Mr Jacob will continue pastoring the youth and 5pm congregation at St John’s, as well as helping the whole church reach the local community with the gospel.
The Rev Brian Barker from Grove Church in Hurstville Grove agreed that “ministry is absolutely an act of partnership… There’s no such thing as a lone-wolf Christian or minister, so I’m incredibly thankful for the partnership and support I’ve been blessed with in my family – especially in my wife Michelle – and with our church”.

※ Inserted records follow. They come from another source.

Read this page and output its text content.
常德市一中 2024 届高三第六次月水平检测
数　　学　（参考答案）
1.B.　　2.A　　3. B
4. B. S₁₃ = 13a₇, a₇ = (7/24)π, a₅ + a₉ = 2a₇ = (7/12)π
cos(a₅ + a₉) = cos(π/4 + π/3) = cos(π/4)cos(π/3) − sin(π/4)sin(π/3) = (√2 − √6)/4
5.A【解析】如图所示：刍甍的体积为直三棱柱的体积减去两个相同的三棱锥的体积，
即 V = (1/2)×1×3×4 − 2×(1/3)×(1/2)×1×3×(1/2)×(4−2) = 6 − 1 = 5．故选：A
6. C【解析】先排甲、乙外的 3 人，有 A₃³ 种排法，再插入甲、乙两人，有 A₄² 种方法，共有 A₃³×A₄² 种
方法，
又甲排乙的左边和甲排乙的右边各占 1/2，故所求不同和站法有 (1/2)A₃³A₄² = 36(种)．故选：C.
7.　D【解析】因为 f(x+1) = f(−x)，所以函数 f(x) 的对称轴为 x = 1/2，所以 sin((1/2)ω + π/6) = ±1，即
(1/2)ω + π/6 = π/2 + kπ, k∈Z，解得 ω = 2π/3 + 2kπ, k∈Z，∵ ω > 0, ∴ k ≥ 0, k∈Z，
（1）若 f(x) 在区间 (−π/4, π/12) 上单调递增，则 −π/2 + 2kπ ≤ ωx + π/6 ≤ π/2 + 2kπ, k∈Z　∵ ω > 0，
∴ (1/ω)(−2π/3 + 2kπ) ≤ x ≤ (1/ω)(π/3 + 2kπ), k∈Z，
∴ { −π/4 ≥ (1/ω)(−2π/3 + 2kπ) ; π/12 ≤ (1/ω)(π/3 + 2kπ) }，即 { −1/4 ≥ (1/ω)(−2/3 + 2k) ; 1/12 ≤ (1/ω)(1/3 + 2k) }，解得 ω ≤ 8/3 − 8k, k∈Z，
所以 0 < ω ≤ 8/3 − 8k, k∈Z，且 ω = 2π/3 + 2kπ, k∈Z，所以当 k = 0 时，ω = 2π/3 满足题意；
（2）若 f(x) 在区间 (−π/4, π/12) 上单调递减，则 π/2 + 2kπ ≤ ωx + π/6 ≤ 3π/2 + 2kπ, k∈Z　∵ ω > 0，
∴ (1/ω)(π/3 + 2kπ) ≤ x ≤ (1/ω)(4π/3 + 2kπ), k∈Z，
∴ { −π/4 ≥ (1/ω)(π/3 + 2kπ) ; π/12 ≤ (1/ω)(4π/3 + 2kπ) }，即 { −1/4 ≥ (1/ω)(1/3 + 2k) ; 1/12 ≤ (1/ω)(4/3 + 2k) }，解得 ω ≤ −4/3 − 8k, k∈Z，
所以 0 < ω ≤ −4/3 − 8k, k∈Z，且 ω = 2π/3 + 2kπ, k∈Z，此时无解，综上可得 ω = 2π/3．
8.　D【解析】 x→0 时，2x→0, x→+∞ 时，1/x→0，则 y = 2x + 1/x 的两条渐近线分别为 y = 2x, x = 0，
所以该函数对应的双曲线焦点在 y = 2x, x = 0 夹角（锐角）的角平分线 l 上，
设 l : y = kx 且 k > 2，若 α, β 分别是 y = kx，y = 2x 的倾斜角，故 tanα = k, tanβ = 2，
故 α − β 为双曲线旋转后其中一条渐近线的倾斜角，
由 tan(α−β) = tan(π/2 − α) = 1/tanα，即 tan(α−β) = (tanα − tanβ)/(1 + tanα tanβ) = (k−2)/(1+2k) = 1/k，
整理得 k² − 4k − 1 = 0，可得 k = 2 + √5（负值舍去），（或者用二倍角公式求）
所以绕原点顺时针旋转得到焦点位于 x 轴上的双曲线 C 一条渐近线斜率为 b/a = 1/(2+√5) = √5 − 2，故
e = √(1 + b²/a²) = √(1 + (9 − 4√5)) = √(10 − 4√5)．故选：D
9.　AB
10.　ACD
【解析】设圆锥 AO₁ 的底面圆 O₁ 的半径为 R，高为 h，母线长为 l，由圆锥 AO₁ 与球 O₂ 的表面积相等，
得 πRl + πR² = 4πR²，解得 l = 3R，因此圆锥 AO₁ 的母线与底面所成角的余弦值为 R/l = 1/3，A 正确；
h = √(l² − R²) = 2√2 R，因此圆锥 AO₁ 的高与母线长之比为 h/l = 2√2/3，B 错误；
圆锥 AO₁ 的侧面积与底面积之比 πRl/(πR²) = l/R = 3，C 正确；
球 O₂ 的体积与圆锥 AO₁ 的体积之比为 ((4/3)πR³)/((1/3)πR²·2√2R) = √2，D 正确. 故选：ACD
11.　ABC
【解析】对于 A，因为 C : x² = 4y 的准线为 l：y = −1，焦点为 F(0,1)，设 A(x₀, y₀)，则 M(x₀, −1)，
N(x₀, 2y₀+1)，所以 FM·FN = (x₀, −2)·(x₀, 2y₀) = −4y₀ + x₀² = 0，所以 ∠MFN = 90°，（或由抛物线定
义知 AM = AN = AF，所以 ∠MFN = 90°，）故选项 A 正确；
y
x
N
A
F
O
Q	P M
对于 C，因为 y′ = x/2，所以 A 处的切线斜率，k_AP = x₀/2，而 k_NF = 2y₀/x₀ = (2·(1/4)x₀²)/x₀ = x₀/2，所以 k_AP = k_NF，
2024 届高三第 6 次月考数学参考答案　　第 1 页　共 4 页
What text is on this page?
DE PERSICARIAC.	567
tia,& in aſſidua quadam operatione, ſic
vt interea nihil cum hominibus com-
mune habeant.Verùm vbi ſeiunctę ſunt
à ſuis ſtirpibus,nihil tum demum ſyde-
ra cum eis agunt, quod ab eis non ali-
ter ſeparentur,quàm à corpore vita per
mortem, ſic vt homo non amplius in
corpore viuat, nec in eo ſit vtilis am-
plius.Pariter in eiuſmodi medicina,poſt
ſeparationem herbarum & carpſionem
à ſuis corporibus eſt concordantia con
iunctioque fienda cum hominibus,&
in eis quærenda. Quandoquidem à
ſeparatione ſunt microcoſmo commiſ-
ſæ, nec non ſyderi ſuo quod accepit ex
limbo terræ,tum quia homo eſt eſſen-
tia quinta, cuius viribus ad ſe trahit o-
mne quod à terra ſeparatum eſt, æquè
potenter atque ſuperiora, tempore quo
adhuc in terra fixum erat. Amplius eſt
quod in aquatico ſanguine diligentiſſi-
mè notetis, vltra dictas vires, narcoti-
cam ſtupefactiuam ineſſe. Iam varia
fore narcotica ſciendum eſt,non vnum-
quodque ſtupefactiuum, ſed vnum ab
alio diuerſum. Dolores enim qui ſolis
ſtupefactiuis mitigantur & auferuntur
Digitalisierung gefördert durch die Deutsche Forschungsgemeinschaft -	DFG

It was this realisation that led Mr Barker to step up to be ordained. “I’m not just one guy on my own serving Jesus,” he said. “I’m taking my place among the multitude who have gone before and who will come after me. This is also an opportunity to be set apart for a lifetime of serving God, and to declare that I want to stand with many others for the truth of the gospel as revealed in God’s word.”
New canon of the Cathedral
On the same day as the deacons made their promises, the international director of the Church Missionary Society Australia, the Rev Peter Sholl, was made an honorary canon of the Cathedral. Canon Sholl spent 14 years as a missionary in Mexico, where he served as the international director of MOCLAM (Moore College in Latin America), overseeing the provision of Moore College’s distance education program throughout the Spanish-speaking world.
The Dean of the Cathedral, Sandy Grant, said the appointment of an honorary canon was “an expression of the affection and esteem by which the recipient is held by his peers and the diocesan family, and is conferred to affirm the holder as a respected representative of the Diocese in the wider national and global communion”.
Said Canon Sholl: “It’s a great honour to be made an honorary canon of the Cathedral, and I look forward to the opportunities it gives me as I travel around the world with CMS Australia”.